Каждый день приносил он из дому сыру, сырого молока в горшке, хлеба. Градун ел и посмеивался.
Сидел он у него целых две недели. Когда были ясные дни, он целыми днями и ночами мутил воду под колесом; когда был дождь, сидел тихонько и смеялся… Только накануне всегда говорил Собку: «Завтра будет дождь!» И дождь был. Ни разу он не соврал.
Под конец он страшно расходился. Стал с мужиками, что очереди ждали у мельницы, проказничать, девок гадкими словами обзывать: он ведь знал, кто с кем путается!
Раз с вечера он словно одурел, проказничал под колесом и на всей мельнице, Собку надоел до чертиков, да и мужики уж стали его побаиваться: он всюду лез.
— Когда же тебя черти возьмут отсюда!.. — думает Собек. — Довольно уж этого!
Но не говорит ни слова и все смотрит, что он будет делать сдуру.
В полночь взошел ясный месяц и светит. А Градун пришел в избу. Там на скамье под окном лежал кусок свиной кожи (Собек его припас на сапоги); взял он его потихоньку, спрятал за пазуху и пошел в поле. Вырвал гвоздь из колеса, взял его и пошел к воде, сел на скалу и стал этой кожей ноги закутывать и шить что-то этим гвоздем.

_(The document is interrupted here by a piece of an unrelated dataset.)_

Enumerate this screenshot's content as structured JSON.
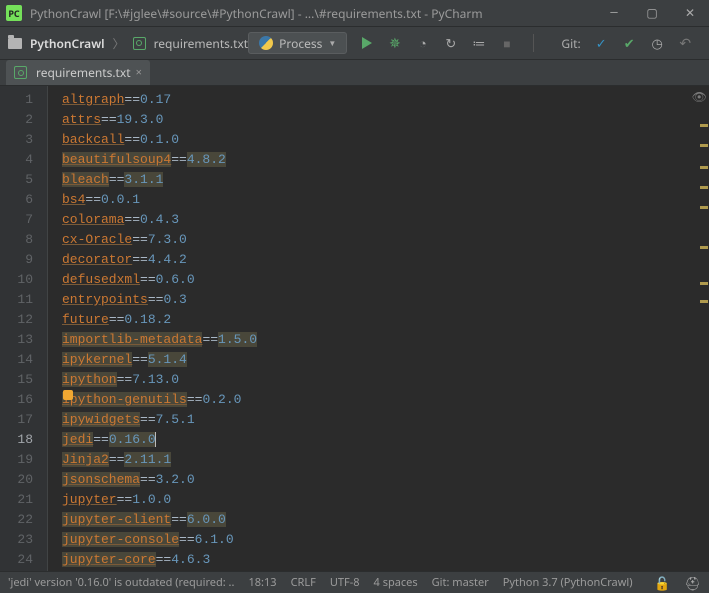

Собек стал присматривать за ним, вышел потихоньку из мельницы, подкрался ольховыми кустами к березкам: что он там делает?.. Смотрит. Он сидит на скале у воды, натягивает кожу зубами, то примерит ее на ногу, то смотрит вверх на месяц и говорит:
— Свети, месяц! Свети! Я себе сапоги шью!..
Собек нагляделся на него вдоволь, взял камень и прицелился ему в плечи.
— Что б тебя черти взяли! — говорит тот. — Светил бы лучше, а не дрался! Я бы хорошенько сапоги сшил — и нет больше тьмы! Знаешь?!.
Собек пошел тихонько назад, на мельницу, а тот пришел к нему и говорит:
— Я у тебя недолго уж останусь! Пойду отсюда. Мои уж зовут меня! Только теперь смотри в оба! Как увидишь, что пойдет черная туча от Поронина, снизу, — ты не плошай. Что есть духу, останавливай мельницу. Беги скорей к запруде, отведи воду в русло, а то вас занесет илом и песком. Завтра ночью снег порошить будет, да это ничего! Он пропадет, еще тепло будет.
На следующий день была хорошая погода. Градун залез на весь день под колесо, в воду, и то и дело поглядывал к Ораве. Весь день он был какой-то грустный даже есть не хотел.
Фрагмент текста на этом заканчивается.